Multistationarity in semi-open Phosphorylation-Dephosphorylation Cycles

TL;DR

This paper investigates how partial openness in phosphorylation-dephosphorylation cycles affects their ability to exhibit multiple stable states, revealing that opening substrates preserves multistationarity while opening enzymes destroys it.

Contribution

It provides structural results showing how opening specific species influences multistationarity in semi-open biochemical networks under mass action kinetics.

Findings

Opening substrate species preserves multistationarity.

Opening enzyme species destroys multistationarity.
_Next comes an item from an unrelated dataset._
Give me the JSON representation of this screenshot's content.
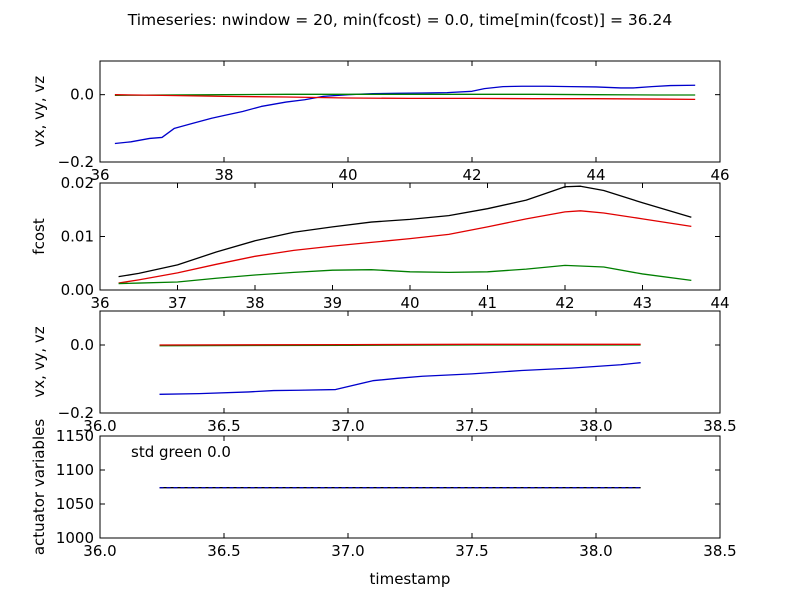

Method combines ACR detection with projection techniques.

Abstract

Multistationarity, underlies biochemical switching and cellular decision-making. We study how multistationarity in the sequential n-site phosphorylation-dephosphorylation cycle is affected when only some species are open, meaning allowed to exchange with the environment (so-called semi-open networks). Working under mass action kinetics, we obtain two complementary structural results for every $n\geq 2$. First, opening any nonempty subset of the substrate species preserves the network's capacity for nondegenerate multistationarity. Second, opening the enzyme species (both kinase and phosphatase), possibly together with any subset of substrates, always destroys multistationarity. The latter result is proved by a general reduction framework combining the detection of absolute concentration robustness (ACR) with projection onto the remaining species; when the projection is monostationary, the full semi-open system is monostationary. We also illustrate the general method on multi-layer cascade variants and discuss biological implications: opening enzymes acts as a robust switch that converts a potentially multistationary phosphorylation module into a monostationary one, while substrate exchange preserves switching capacity and thus the ability to couple cycles to downstream processes.